The law seeks to end Italy's post-war era of revolving governments, political horse-trading and unstable coalitions.
The lower house of parliament gave final approval to the bill by 334 votes to 61.
The proportional election system awards 340 out of 630 seats to any party that wins more than 40% of the national vote.
If no party reaches that threshold, there is a second-round run-off between the two parties with the most votes.
The electoral reform is expected to come into force next year.
After the vote, Mr Renzi said: "Commitment achieved, promise respected. Italy needs people who don't always say no."
Critics have accused the 40-year-old former mayor of Florence who became prime minster last year of trying to consolidate his grip on power.

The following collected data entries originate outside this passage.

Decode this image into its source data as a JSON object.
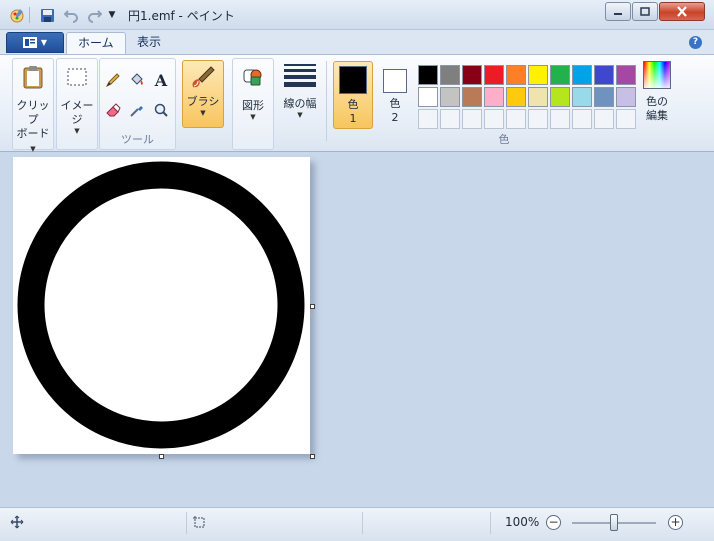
{
  "window": {
    "title": "円1.emf - ペイント"
  },
  "tabs": [
    "ホーム",
    "表示"
  ],
  "ribbon": {
    "clipboard": {
      "line1": "クリップ",
      "line2": "ボード"
    },
    "image": {
      "label": "イメージ"
    },
    "tools": {
      "label": "ツール"
    },
    "brush": {
      "label": "ブラシ"
    },
    "shapes": {
      "label": "図形"
    },
    "line_width": {
      "label": "線の幅"
    },
    "color1": {
      "line1": "色",
      "line2": "1",
      "value": "#000000"
    },
    "color2": {
      "line1": "色",
      "line2": "2",
      "value": "#ffffff"
    },
    "colors_group": {
      "label": "色"
    },
    "edit_colors": {
      "line1": "色の",
      "line2": "編集"
    },
    "palette": [
      "#000000",
      "#7f7f7f",
      "#880015",
      "#ed1c24",
      "#ff7f27",
      "#fff200",
      "#22b14c",
      "#00a2e8",
      "#3f48cc",
      "#a349a4",
      "#ffffff",
      "#c3c3c3",
      "#b97a57",
      "#ffaec9",
      "#ffc90e",
      "#efe4b0",
      "#b5e61d",
      "#99d9ea",
      "#7092be",
      "#c8bfe7"
    ]
  },
  "status": {
    "zoom": "100%",
    "zoom_level": 0.5
  },
  "colors": {
    "accent": "#1e4f9c",
    "active_tool": "#f8c55e",
    "workspace": "#c9d7ea"
  }
}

They complain that the law awards too much power to single parties, gives party bosses too much scope to select candidates, and denies voters the chance to directly choose representatives. Opposition parties boycotted Monday's vote.
Renato Brunetta, parliamentary head of centre-right opposition party Forza Italia, said afterwards that it was "a very ugly day for our country's democracy".
Mr Renzi wants to further transform the Italian system by abolishing the Senate and replacing it with a non-elected body with lesser powers.
Currently, legislation is often held up because identical versions of bills have to be approved by both houses.